Saturday, October 2, 2010
Vietnamese Fresh Vegetable Spring Rolls
This is my favourite packed lunch. I love a light lunch at the office because a heavy tummy would make me sleepy and I cant really take naps in the office, can I?
Traditionally, cooked shrimp or tofu is added to this roll but I do prefer the vegetarian variety. I love how the different colours make this a very attractive dish and it does taste good too!
1 package rice paper wrappers (bahn trang)
1 head green leaf lettuce
1 bunch cilantro (leaves and tender stems)
1 bunch thai basil (optional)
1 carrot, grated
1 cucumber, julienned thin
1 package mung bean sprouts
1 package very thin, round rice noodles (vermicelli)
1. Bring a pot of water to a boil and cook the rice noodles for a minute, then drain them and rinse in cool water.
2. Wash and slice the vegetables and lay everything out on a cutting board or counter. You'll need a plate for wrapping the rolls. The lettuce leaves should be sliced into manageable strips, and discard any of the cores that are too tough or crunchy. The basil and cilantro leaves can be left whole or coarsely chopped.
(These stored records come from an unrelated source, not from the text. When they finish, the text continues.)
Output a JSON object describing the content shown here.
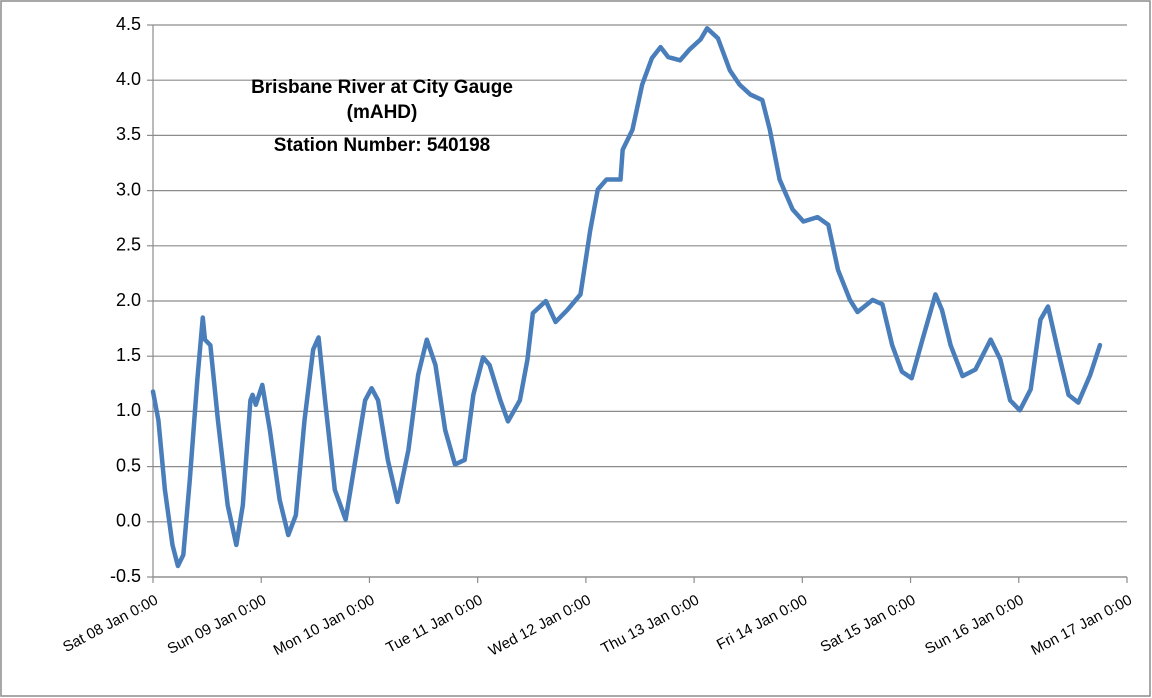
{
  "chart_data": {
    "type": "line",
    "title": [
      "Brisbane River at City Gauge",
      "(mAHD)",
      "Station Number: 540198"
    ],
    "color": "#4a7ebb",
    "grid": true,
    "x": [
      0,
      0.05,
      0.11,
      0.18,
      0.23,
      0.28,
      0.34,
      0.41,
      0.46,
      0.48,
      0.53,
      0.6,
      0.69,
      0.77,
      0.83,
      0.9,
      0.92,
      0.95,
      1.01,
      1.08,
      1.17,
      1.25,
      1.32,
      1.4,
      1.48,
      1.53,
      1.59,
      1.68,
      1.78,
      1.87,
      1.96,
      2.02,
      2.08,
      2.17,
      2.26,
      2.36,
      2.45,
      2.53,
      2.61,
      2.7,
      2.79,
      2.88,
      2.96,
      3.05,
      3.11,
      3.21,
      3.28,
      3.39,
      3.46,
      3.51,
      3.63,
      3.72,
      3.83,
      3.95,
      4.04,
      4.11,
      4.19,
      4.32,
      4.34,
      4.43,
      4.52,
      4.61,
      4.69,
      4.76,
      4.87,
      4.96,
      5.06,
      5.12,
      5.22,
      5.33,
      5.42,
      5.52,
      5.63,
      5.7,
      5.79,
      5.91,
      6.01,
      6.14,
      6.24,
      6.33,
      6.44,
      6.51,
      6.65,
      6.74,
      6.83,
      6.92,
      7.01,
      7.11,
      7.23,
      7.29,
      7.37,
      7.48,
      7.6,
      7.74,
      7.83,
      7.92,
      8.01,
      8.11,
      8.2,
      8.27,
      8.36,
      8.46,
      8.55,
      8.66,
      8.75
    ],
    "values": [
      1.18,
      0.92,
      0.29,
      -0.21,
      -0.4,
      -0.3,
      0.38,
      1.29,
      1.85,
      1.65,
      1.6,
      0.92,
      0.15,
      -0.21,
      0.15,
      1.1,
      1.15,
      1.06,
      1.24,
      0.83,
      0.2,
      -0.12,
      0.06,
      0.92,
      1.56,
      1.67,
      1.1,
      0.29,
      0.02,
      0.56,
      1.1,
      1.21,
      1.1,
      0.56,
      0.18,
      0.65,
      1.33,
      1.65,
      1.42,
      0.83,
      0.52,
      0.56,
      1.15,
      1.49,
      1.42,
      1.1,
      0.91,
      1.1,
      1.47,
      1.89,
      2.0,
      1.81,
      1.92,
      2.06,
      2.64,
      3.01,
      3.1,
      3.1,
      3.37,
      3.55,
      3.96,
      4.2,
      4.3,
      4.21,
      4.18,
      4.28,
      4.37,
      4.47,
      4.38,
      4.09,
      3.96,
      3.87,
      3.82,
      3.55,
      3.1,
      2.83,
      2.72,
      2.76,
      2.69,
      2.28,
      2.01,
      1.9,
      2.01,
      1.97,
      1.6,
      1.36,
      1.3,
      1.65,
      2.06,
      1.92,
      1.6,
      1.32,
      1.38,
      1.65,
      1.47,
      1.1,
      1.01,
      1.2,
      1.83,
      1.95,
      1.56,
      1.15,
      1.08,
      1.33,
      1.6
    ],
    "xlim": [
      0,
      9
    ],
    "xticks": [
      {
        "value": 0,
        "label": "Sat 08 Jan 0:00"
      },
      {
        "value": 1,
        "label": "Sun 09 Jan 0:00"
      },
      {
        "value": 2,
        "label": "Mon 10 Jan 0:00"
      },
      {
        "value": 3,
        "label": "Tue 11 Jan 0:00"
      },
      {
        "value": 4,
        "label": "Wed 12 Jan 0:00"
      },
      {
        "value": 5,
        "label": "Thu 13 Jan 0:00"
      },
      {
        "value": 6,
        "label": "Fri 14 Jan 0:00"
      },
      {
        "value": 7,
        "label": "Sat 15 Jan 0:00"
      },
      {
        "value": 8,
        "label": "Sun 16 Jan 0:00"
      },
      {
        "value": 9,
        "label": "Mon 17 Jan 0:00"
      }
    ],
    "ylim": [
      -0.5,
      4.5
    ],
    "yticks": [
      -0.5,
      {
        "value": 0,
        "label": "0.0"
      },
      0.5,
      {
        "value": 1,
        "label": "1.0"
      },
      1.5,
      {
        "value": 2,
        "label": "2.0"
      },
      2.5,
      {
        "value": 3,
        "label": "3.0"
      },
      3.5,
      {
        "value": 4,
        "label": "4.0"
      },
      4.5
    ]
  }
}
3. Fill a large bowl with hot water to soften the rice paper wrappers. Do this a piece at a time. Don't be surprised if you ruin a few wrappers before getting it just right. Submerge a single dry wrapper in the warm water completely. (You have to soften and wrap the rolls one at a time.) For the first few, keep your fingers on the edges and feel the wrapper as it softens and begins to turn transparent. It may help you to count-off the seconds so that you know how long it takes for the following wrappers--the ones I used took between 30 and 40 seconds to get just right. Once the wrapper is very supple, gently lift it out with both hands. It will get sticky quickly, so take care not to let it fold in on itself. Place the wrapper flat on the plate.
4. Put a little of each filler item into the wrapper. You should create a little oblong mound of filling items just to one side of the center of the wrapper on the side closest you. It may take one or two to get the quantities just right.
5. Wrap the roll up by taking the edge closest to you and flipping it up over the little mound of filling. Gently roll the filling up until you've just past the halfway point, then pull the sides in and roll it the rest of the way.
There are several options for the dipping sauce. A quick one can be Thai sweet chillie from the bottle with a dash of fish sauce. Sometimes I just prefer a simple soy with a dash of wasabi.
Alternatively, just add crushed peanuts with hoisin sauce and some chillie oil.